Are they too soft?

Morris Peterson does his best to contain an enraged Chris Bosh during Sunday's game against the...

Morris Peterson does his best to contain an enraged Chris Bosh during Sunday's game against the Sacramento Kings. Bosh was ejected for the first time in his young NBA career. (Toronto Sun/Dave Abel)

STEVE BUFFERY -- Toronto Sun

, Last Updated: 8:23 AM ET

The Raptors have a reputation for being a dysfunctional organization, which certainly isn't news to anyone who knows the difference between a basketball and a puck.

The team also has a reputation for being soft.

The head coach has a reputation for being a bit of a crazy man. Which is true, although that's not necessarily a bad thing.

A Sam Mitchell rant truly is something to behold, particularly when he is in a good mood. Ask him about kidnapping reporters.

Rob Babcock, the outgoing general manager, had a reputation for being too nice in the dog-eat-dog world of pro basketball.

And so on, and so forth.

As far as reputations go, the Raptors certainly have their share of bad ones. So the last thing this team needs is another reputation, especially the reputation of being a bunch of whiners.

That, unfortunately, may soon be their new reality.

Throughout this season, there have been whispers that, game in and game out, the Raptors have been getting the short end of the stick in terms of fouls being called against them on defence and fouls not going their way on offence.

The Raptors play five first- and second-year players on a regular basis, and the consensus is because many of the players are so young, the officials are not giving this team any so-called reputation fouls.

That is, when a star player from another team takes the ball hard to the basket against Rafael Araujo, and there's any hint of contact, there automatically is going to be a call against Araujo.

Hell, it's no secret that star players, the Allen Iversons, the Kobe Bryants, etc., get the so-called reputation calls. The same with the top batters in Major League Baseball. A borderline strike on a pitch against Ted Williams would probably be called a ball. The same pitch on the Blue Jays' Russ Adams is a strike.

However, complaining after the fact about fouls in the NBA is not done. Coach Mitchell, for instance, recoiled yesterday when asked about the theory that his squad gets more than its fair share of bad calls.

"I'm not giving the NBA my money. You crazy? I'm not paying out a $25,000 or $50,000 fine (for talking about the referees)," said Mitchell, mortified at the thought of angering the officials.

Still, Mitchell acknowledged there certainly is something to the reputation-call theory and that young players, such as Araujo, Chris Bosh and Pape Sow have to earn respect from the officials in order to have any close calls go their way. Pro sports being the way it is, Mitchell is reluctant to discuss the topic.

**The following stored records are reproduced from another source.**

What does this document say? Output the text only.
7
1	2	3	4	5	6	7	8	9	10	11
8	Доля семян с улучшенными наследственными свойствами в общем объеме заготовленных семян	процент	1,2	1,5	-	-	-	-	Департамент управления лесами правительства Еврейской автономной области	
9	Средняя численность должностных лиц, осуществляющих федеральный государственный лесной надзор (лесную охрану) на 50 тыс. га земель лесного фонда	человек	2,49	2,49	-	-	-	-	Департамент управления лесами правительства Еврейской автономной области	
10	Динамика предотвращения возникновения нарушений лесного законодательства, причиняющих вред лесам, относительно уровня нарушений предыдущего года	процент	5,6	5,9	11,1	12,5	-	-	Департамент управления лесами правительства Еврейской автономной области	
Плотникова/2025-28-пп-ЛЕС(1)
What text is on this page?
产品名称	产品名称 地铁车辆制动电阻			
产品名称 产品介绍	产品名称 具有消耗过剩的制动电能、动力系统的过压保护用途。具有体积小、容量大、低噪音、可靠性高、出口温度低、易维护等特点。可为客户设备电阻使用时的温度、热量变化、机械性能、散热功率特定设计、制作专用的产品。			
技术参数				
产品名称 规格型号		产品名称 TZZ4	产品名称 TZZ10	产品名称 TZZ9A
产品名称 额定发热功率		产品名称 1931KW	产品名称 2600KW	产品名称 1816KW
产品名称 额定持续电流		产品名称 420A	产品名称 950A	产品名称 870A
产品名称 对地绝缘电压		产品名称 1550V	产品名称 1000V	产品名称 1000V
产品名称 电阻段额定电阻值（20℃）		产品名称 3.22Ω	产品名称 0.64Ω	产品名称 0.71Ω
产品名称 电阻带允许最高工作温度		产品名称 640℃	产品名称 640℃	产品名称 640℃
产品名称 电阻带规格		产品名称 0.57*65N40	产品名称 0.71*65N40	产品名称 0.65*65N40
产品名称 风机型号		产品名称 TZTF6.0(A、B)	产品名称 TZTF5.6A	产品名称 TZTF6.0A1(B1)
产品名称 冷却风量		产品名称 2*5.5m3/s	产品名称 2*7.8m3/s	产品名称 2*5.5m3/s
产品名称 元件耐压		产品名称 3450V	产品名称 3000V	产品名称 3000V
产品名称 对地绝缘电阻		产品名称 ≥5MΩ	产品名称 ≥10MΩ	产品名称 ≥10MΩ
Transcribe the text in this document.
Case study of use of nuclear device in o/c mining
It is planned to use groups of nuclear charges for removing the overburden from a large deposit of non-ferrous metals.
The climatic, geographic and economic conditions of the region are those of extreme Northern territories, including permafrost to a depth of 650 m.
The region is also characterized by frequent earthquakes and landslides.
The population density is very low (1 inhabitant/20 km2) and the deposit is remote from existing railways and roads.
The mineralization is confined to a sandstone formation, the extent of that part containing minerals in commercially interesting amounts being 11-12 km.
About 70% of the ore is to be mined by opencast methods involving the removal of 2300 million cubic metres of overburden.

"I'm not going to go down that road," he said. "We're told that (reputations calls) do not happen and I'm going to go on the assumption that it doesn't happen."

The Raptors are in the top third in the NBA in terms of the total number of fouls levied against them, which is surprising given this is one of the least aggressive teams in the league.

It took Bosh, the club's young star, to finally go on the record and say what many have been grumbling about this season. Which is, Toronto, as a team, gets the short end of the stick in terms of calls by the referees.

Bosh understands you can't win this argument, that he and his team will be called whiners for bringing it up.

But he doesn't care.

BRIGHT FUTURE

Bosh is enjoying a break-out season and has his entire career in front of him. He has nothing to gain by talking about it. But the Dallas native, who was ejected for the first time in 201 career NBA games on Sunday against the Sacramento Kings, believes it has to be said, although he also believes the so-called bad calls and non-calls are because he and his teammates have not built up a reputation within the league.

"I don't know what it is (for sure)," he said. "If you miss that many calls, I don't know if it's lack of respect or not seeing it, I don't know what it is.

"We have that feeling (of getting shafted), but we can't let that be an excuse. (Sunday) night (when the Raptors were nailed with a season-high 35 personal fouls) we could have easily said we lost the game because of that ... but they didn't give up and they kept playing despite what happened."